Efforts to keep insurance under state jurisdiction may add drama to the upcoming National Association of Insurance Commissioners summer meeting.
The meeting, set to start June 13 in Minneapolis, will feature sessions on topics such as derivatives risk mitigation and principles-based reserving.
But Howard Mills, a former New York state insurance commissioner who is now chief advisor for the insurance group at Deloitte & Touche L.L.P., New York, says he will be especially interested in topics such as the battle between the NAIC, Kansas City, Mo., and the U.S. Securities and Exchange Commission over whether indexed annuities ought to be classified as insurance products or as securities.
"There's a lot of background noise that makes this meeting very interesting," Mills says.

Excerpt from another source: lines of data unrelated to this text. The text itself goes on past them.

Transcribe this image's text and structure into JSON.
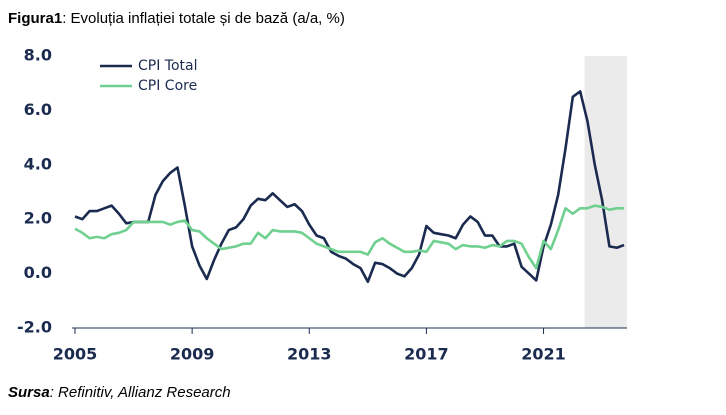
{
  "chart_data": {
    "type": "line",
    "title_label": "Figura1",
    "title": ": Evoluția inflației totale și de bază (a/a, %)",
    "source_label": "Sursa",
    "source": ": Refinitiv, Allianz Research",
    "x": [
      2005,
      2005.25,
      2005.5,
      2005.75,
      2006,
      2006.25,
      2006.5,
      2006.75,
      2007,
      2007.25,
      2007.5,
      2007.75,
      2008,
      2008.25,
      2008.5,
      2008.75,
      2009,
      2009.25,
      2009.5,
      2009.75,
      2010,
      2010.25,
      2010.5,
      2010.75,
      2011,
      2011.25,
      2011.5,
      2011.75,
      2012,
      2012.25,
      2012.5,
      2012.75,
      2013,
      2013.25,
      2013.5,
      2013.75,
      2014,
      2014.25,
      2014.5,
      2014.75,
      2015,
      2015.25,
      2015.5,
      2015.75,
      2016,
      2016.25,
      2016.5,
      2016.75,
      2017,
      2017.25,
      2017.5,
      2017.75,
      2018,
      2018.25,
      2018.5,
      2018.75,
      2019,
      2019.25,
      2019.5,
      2019.75,
      2020,
      2020.25,
      2020.5,
      2020.75,
      2021,
      2021.25,
      2021.5,
      2021.75,
      2022,
      2022.25,
      2022.5,
      2022.75,
      2023,
      2023.25,
      2023.5,
      2023.75
    ],
    "series": [
      {
        "name": "CPI Total",
        "color": "#1b2b50",
        "values": [
          2.1,
          2.0,
          2.3,
          2.3,
          2.4,
          2.5,
          2.2,
          1.85,
          1.9,
          1.9,
          1.9,
          2.9,
          3.4,
          3.7,
          3.9,
          2.5,
          1.0,
          0.3,
          -0.2,
          0.5,
          1.1,
          1.6,
          1.7,
          2.0,
          2.5,
          2.75,
          2.7,
          2.95,
          2.7,
          2.45,
          2.55,
          2.3,
          1.8,
          1.4,
          1.3,
          0.8,
          0.65,
          0.55,
          0.35,
          0.2,
          -0.3,
          0.4,
          0.35,
          0.2,
          0.0,
          -0.1,
          0.2,
          0.7,
          1.75,
          1.5,
          1.45,
          1.4,
          1.3,
          1.8,
          2.1,
          1.9,
          1.4,
          1.4,
          1.0,
          1.0,
          1.1,
          0.25,
          0.0,
          -0.25,
          1.0,
          1.8,
          2.9,
          4.6,
          6.5,
          6.7,
          5.6,
          4.0,
          2.7,
          1.0,
          0.95,
          1.05
        ]
      },
      {
        "name": "CPI Core",
        "color": "#6fd08f",
        "values": [
          1.65,
          1.5,
          1.3,
          1.35,
          1.3,
          1.45,
          1.5,
          1.6,
          1.9,
          1.9,
          1.9,
          1.9,
          1.9,
          1.8,
          1.9,
          1.95,
          1.6,
          1.55,
          1.3,
          1.1,
          0.9,
          0.95,
          1.0,
          1.1,
          1.1,
          1.5,
          1.3,
          1.6,
          1.55,
          1.55,
          1.55,
          1.5,
          1.3,
          1.1,
          1.0,
          0.9,
          0.8,
          0.8,
          0.8,
          0.8,
          0.7,
          1.15,
          1.3,
          1.1,
          0.95,
          0.8,
          0.8,
          0.85,
          0.8,
          1.2,
          1.15,
          1.1,
          0.9,
          1.05,
          1.0,
          1.0,
          0.95,
          1.05,
          1.0,
          1.2,
          1.2,
          1.1,
          0.6,
          0.2,
          1.2,
          0.9,
          1.6,
          2.4,
          2.2,
          2.4,
          2.4,
          2.5,
          2.45,
          2.35,
          2.4,
          2.4
        ]
      }
    ],
    "highlight_range": [
      2022.4,
      2023.85
    ],
    "highlight_color": "#ebebeb",
    "xlim": [
      2005,
      2023.85
    ],
    "xticks": [
      2005,
      2009,
      2013,
      2017,
      2021
    ],
    "ylim": [
      -2,
      8
    ],
    "yticks": [
      {
        "value": -2,
        "label": "-2.0"
      },
      {
        "value": 0,
        "label": "0.0"
      },
      {
        "value": 2,
        "label": "2.0"
      },
      {
        "value": 4,
        "label": "4.0"
      },
      {
        "value": 6,
        "label": "6.0"
      },
      {
        "value": 8,
        "label": "8.0"
      }
    ],
    "legend": "upper left",
    "grid": false
  }
}
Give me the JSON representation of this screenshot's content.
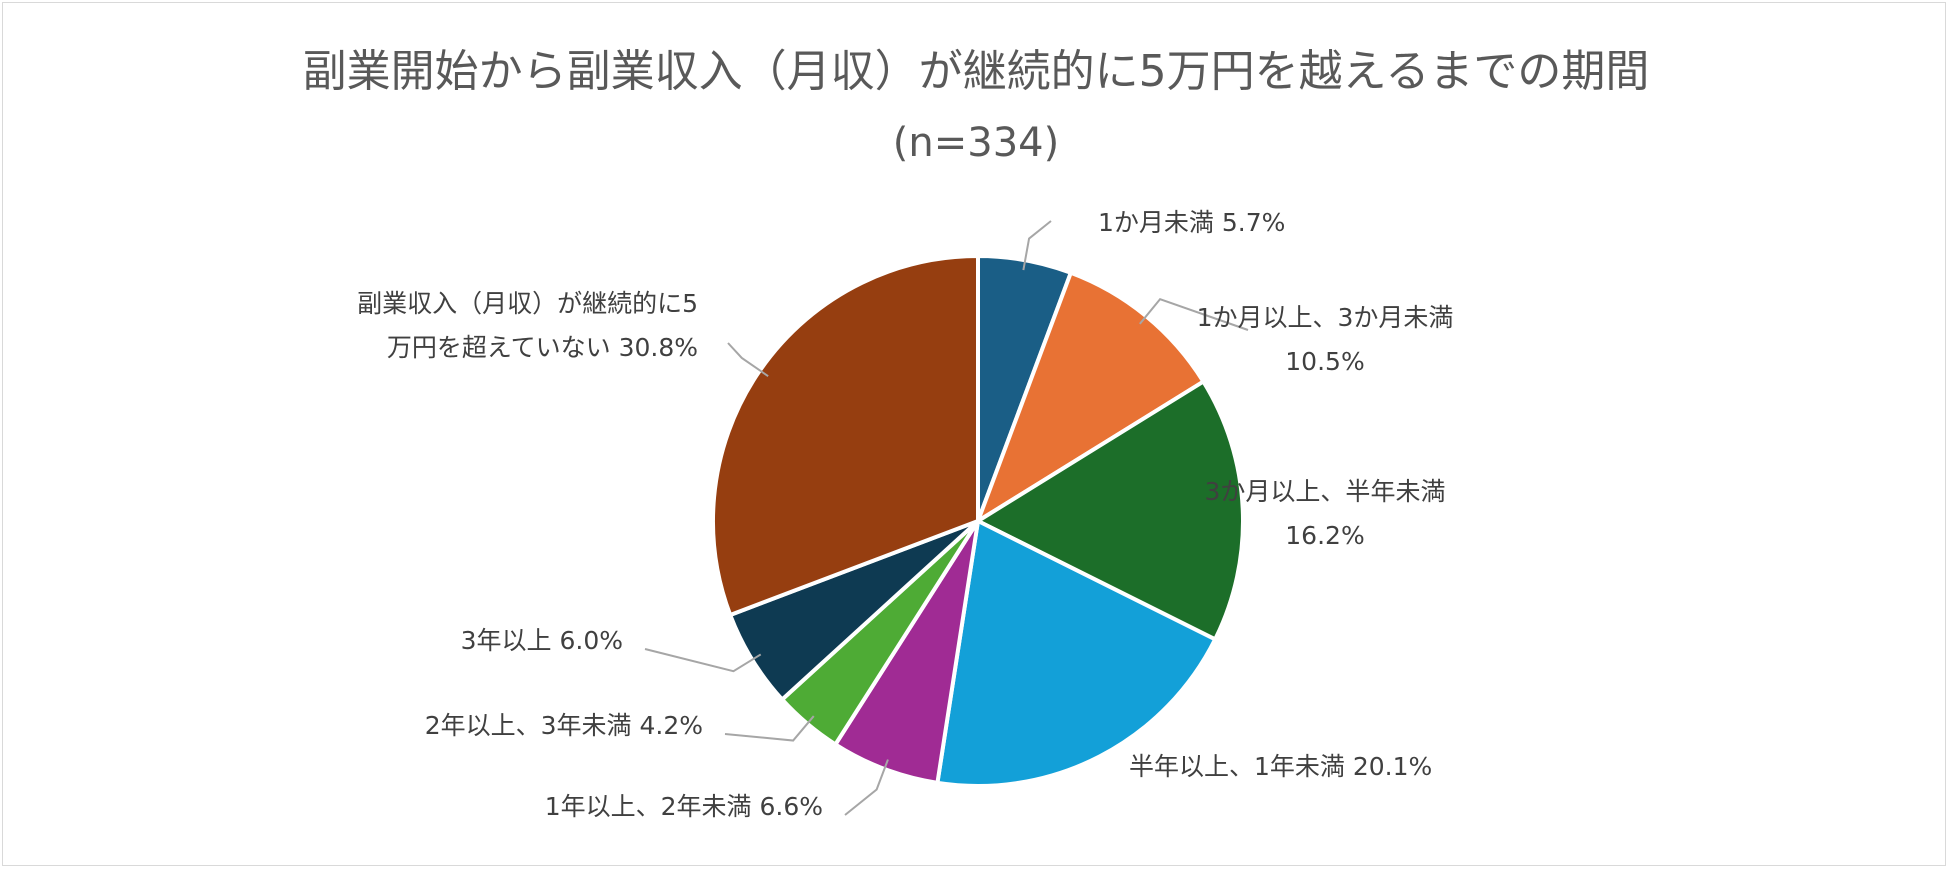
{
  "chart_data": {
    "type": "pie",
    "title": "副業開始から副業収入（月収）が継続的に5万円を越えるまでの期間",
    "subtitle": "(n=334)",
    "slices": [
      {
        "label": "1か月未満 5.7%",
        "value": 5.7,
        "color": "#1a5e86"
      },
      {
        "label": "1か月以上、3か月未満\n10.5%",
        "value": 10.5,
        "color": "#e87234"
      },
      {
        "label": "3か月以上、半年未満\n16.2%",
        "value": 16.2,
        "color": "#1c6e29"
      },
      {
        "label": "半年以上、1年未満 20.1%",
        "value": 20.1,
        "color": "#13a0d8"
      },
      {
        "label": "1年以上、2年未満 6.6%",
        "value": 6.6,
        "color": "#a02b94"
      },
      {
        "label": "2年以上、3年未満 4.2%",
        "value": 4.2,
        "color": "#4eab35"
      },
      {
        "label": "3年以上 6.0%",
        "value": 6.0,
        "color": "#0e3a52"
      },
      {
        "label": "副業収入（月収）が継続的に5\n万円を超えていない 30.8%",
        "value": 30.8,
        "color": "#963e10"
      }
    ]
  }
}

Some insurers have sided with the NAIC and producer groups, arguing that indexed annuity returns are backed by insurers' general account assets, and that the products should continue to be regulated by state insurance departments.
MetLife Inc., New York, has filed a brief supporting the SEC's effort to get jurisdiction over the annuities. Indexed annuities are similar enough to variable annuities that they ought to be regulated in the same way that VA products are regulated, MetLife says.
At other insurers, "there's a wide range of views," Mills says. "Many have kept fairly quiet on the issue. They are happy to be on the sidelines."
Meanwhile, insurers are continuing to press insurance regulators for changes in what they believe to be inflexible, counterproductive capital accounting rules.